Let’s have an example
Just to give us a little continuity between this week and last week – especially for those of y’all who can’t decide if you’re set to kill or cage yet – we’ll stick with the example of someone who’s critical of others. I think we can all agree that this is a trait we find unflattering in other people. It might even be a trait that drives us away from others.
But what if you could keep the critical eye without the harsh words?
If you can temper your words with caring, you might actually be able to help people. Think about it…You already see what others are doing wrong in their lives. Once you learn how to wait for people to come to you for advice instead of dishing it out unasked, you get to become a trusted counselor instead of a nosy nag.
Killing it or caging it
Like I said in the beginning, this is your call to make. For me, I can’t kill off a part of myself – even the parts I don’t like – because it’s all a part of me. (This doesn’t go for my inner perfectionist though.

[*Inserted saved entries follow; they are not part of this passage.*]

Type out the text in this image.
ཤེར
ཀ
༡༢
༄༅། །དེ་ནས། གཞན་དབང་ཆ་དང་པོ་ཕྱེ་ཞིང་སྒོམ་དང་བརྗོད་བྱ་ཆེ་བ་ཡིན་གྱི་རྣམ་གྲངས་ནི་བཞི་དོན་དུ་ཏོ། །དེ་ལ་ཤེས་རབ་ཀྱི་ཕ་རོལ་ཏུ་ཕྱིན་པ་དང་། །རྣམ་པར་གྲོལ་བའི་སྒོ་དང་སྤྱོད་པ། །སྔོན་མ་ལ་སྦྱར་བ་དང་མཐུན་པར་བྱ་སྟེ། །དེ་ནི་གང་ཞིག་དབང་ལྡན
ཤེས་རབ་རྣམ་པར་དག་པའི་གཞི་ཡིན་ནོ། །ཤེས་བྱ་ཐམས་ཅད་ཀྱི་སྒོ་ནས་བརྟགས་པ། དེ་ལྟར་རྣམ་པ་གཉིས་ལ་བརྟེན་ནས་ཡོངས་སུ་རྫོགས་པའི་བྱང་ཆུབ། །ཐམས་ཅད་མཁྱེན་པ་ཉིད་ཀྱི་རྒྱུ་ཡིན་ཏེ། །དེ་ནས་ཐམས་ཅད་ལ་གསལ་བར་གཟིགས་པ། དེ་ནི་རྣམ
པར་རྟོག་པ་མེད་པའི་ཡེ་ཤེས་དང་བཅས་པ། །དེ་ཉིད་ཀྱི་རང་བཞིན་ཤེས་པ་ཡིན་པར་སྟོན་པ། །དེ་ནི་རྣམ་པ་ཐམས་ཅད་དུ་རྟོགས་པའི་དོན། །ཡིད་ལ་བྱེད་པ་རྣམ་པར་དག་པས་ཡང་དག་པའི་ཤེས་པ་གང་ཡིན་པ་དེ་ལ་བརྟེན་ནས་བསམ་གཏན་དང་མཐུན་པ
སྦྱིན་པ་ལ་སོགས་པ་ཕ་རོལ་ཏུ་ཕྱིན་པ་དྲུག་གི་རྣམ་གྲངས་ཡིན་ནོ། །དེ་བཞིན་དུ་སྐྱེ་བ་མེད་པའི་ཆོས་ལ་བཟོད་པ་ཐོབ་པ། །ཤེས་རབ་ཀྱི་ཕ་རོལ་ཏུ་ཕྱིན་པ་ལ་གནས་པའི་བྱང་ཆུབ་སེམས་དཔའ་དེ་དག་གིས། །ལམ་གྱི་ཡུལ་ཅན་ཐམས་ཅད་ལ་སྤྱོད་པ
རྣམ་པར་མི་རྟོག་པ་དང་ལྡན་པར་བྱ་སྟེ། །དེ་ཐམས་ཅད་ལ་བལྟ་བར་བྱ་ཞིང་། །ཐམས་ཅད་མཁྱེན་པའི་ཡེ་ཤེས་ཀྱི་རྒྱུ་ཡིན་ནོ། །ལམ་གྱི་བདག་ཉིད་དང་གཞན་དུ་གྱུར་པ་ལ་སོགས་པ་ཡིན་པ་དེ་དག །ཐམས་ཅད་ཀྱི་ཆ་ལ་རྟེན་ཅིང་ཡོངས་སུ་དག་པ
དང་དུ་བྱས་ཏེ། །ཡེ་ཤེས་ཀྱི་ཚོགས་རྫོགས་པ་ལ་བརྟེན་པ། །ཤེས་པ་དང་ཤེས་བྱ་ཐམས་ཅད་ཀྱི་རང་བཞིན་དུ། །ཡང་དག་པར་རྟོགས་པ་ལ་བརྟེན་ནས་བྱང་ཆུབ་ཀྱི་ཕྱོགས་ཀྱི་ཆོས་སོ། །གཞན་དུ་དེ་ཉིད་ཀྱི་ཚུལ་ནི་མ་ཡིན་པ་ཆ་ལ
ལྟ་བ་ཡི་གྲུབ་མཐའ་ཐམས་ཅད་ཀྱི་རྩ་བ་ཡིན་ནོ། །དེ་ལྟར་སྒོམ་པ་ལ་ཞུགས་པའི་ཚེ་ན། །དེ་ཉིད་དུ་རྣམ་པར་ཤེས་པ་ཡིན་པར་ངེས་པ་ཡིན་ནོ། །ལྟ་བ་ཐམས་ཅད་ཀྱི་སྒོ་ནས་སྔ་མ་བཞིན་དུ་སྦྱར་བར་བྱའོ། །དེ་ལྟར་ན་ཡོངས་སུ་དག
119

She’s still on that device slowing dipping her into a vat of angry, mutated sea bass, possibly with lasers strapped to their heads.) For me, I always worry what would happen if I tie off a part of myself just a bit too tightly. Would I lose that feisty fire just when I need it most?
Ugh. Let’s not even find out. I’m not interesting enough to get any duller.
Granted, I don’t have any personality traits that are literally destroying my life. No addictions. No secret life. (Like I said, I’m BOR-ING.) If you have anything like that in your life, an aspect of yourself that you can’t keep in a cage without fear of it getting loose, your choice is made for you. You have to kill it. And you should probably kill it now.
So, cage it or kill it? And by the way, what’s your “it?”